Statistical analysis
All data are represented as mean values ± SD, and each statistical analysis is detailed in the figure legend. Data distribution was assumed to be normal, but this was not formally tested. Statistical analyses of the data were performed with SPSS software 26 (IBM). n indicates the number of biological replicates in an experiment unless otherwise mentioned.
Online supplemental material
Fig. S1 shows the heatmap for the interactome of R12, (GR)12, (PR)12, or P12R12. Fig. S2 compares the interactome of (PR)12 with the interactome of (PR)50 or the interactome of (PR)100. Fig. S3 shows that the transcription of RNA is potentially targeted by poly(PR) toxicity. Fig. S4 characterizes the 20 most enriched (PR)12-interacting proteins. Fig. S5 shows FRAP analyses of recombinant (PR)50 and (P16R16)3. Table S1 contains quantitative proteomics data. Table S2 contains GO enrichment data.
Data availability
All data are available in the main text or the supplementary materials. Most WB data and imaging data are deposited in https://data.mendeley.com/datasets/44sc4yb3wb/1. Further information and requests for resources and reagents should be directed to and will be fulfilled by Kohsuke Kanekura ([email protected]).
Acknowledgments
We thank Addgene and Dr. Xin Wang for providing us with NPM1-GFP (Addgene plasmid #17578; RRID: Addgene_17578). We thank Editage for English language editing.
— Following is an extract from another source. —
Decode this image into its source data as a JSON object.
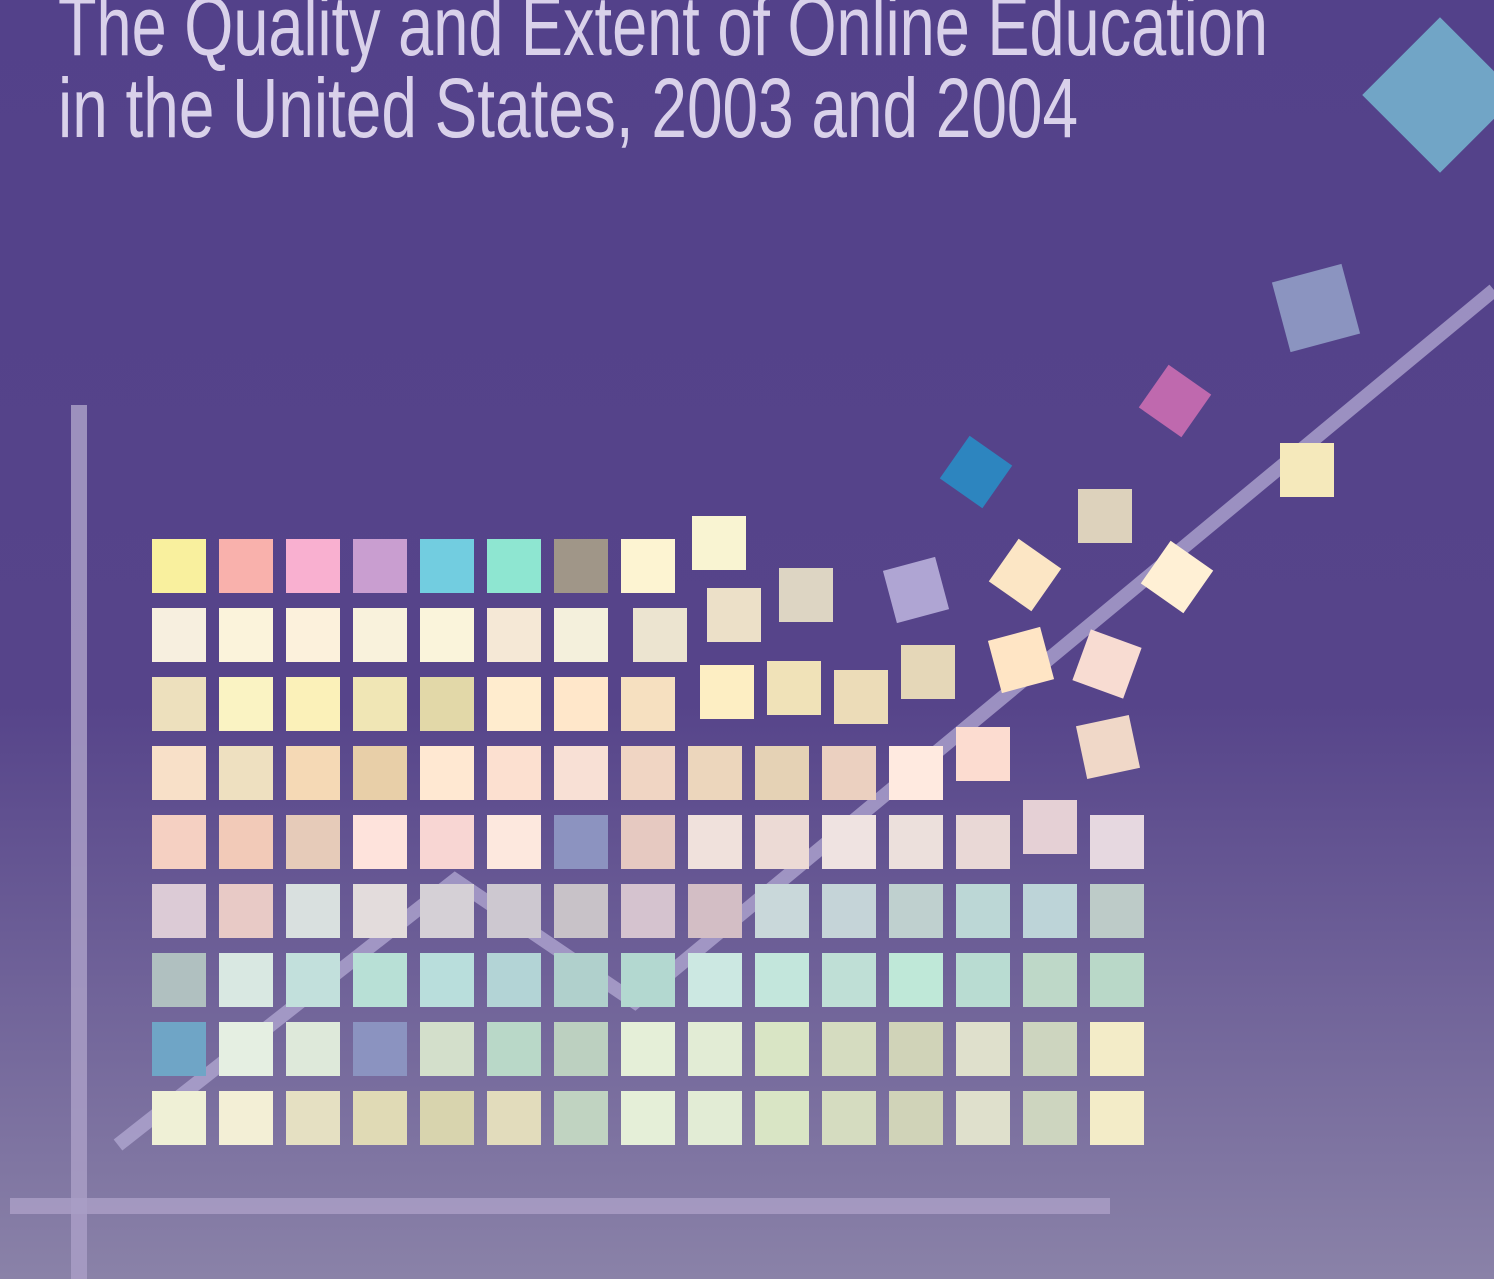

This work was supported by grants from the Japan Society for the Promotion of Science KAKENHI (16H06247, 17H03923, and 20H03593 to K. Kanekura; 17K15671 to Y. Harada; 16H05973 and 20H02564 to Y. Hayamizu; and 17H04067 to M. Kuroda). This work was also supported in part by the Japan Agency for Medical Research and Development (16ek0109180h0001 and 17ae0101016s0904), Strategic Research Foundation Grant-aided Project for Private Universities from the Ministry of Education, Culture, Sports, Science and Technology of Japan (M. Kuroda), Takeda Science Foundation (K. Kanekura), Japan Intractable Diseases (Nanbyo) Research Foundation (K. Kanekura), the Tokyo Biochemical Research Foundation (K. Kanekura), and the Ichiro Kanehara Foundation (K. Kanekura).
The authors declare no competing financial interests.
Author contributions: C. Chen, Y. Hayamizu, M. Sugimoto, S. Narumi, M. Kuroda, and K. Kanekura designed the research and wrote the paper. K. Kanekura, Y. Yamanaka, T. Miyagi, S. Narumi, and Y. Harada designed and performed all the imaging studies, protein preparation, LLPS formation, and FRAP analyses. K. Kanekura and K. Ueda designed and performed proteomics. C. Chen, P. Li, S. Tezuka, Y. Hayamizu, and K. Kanekura designed and performed MD simulations and data mining from LC-MS.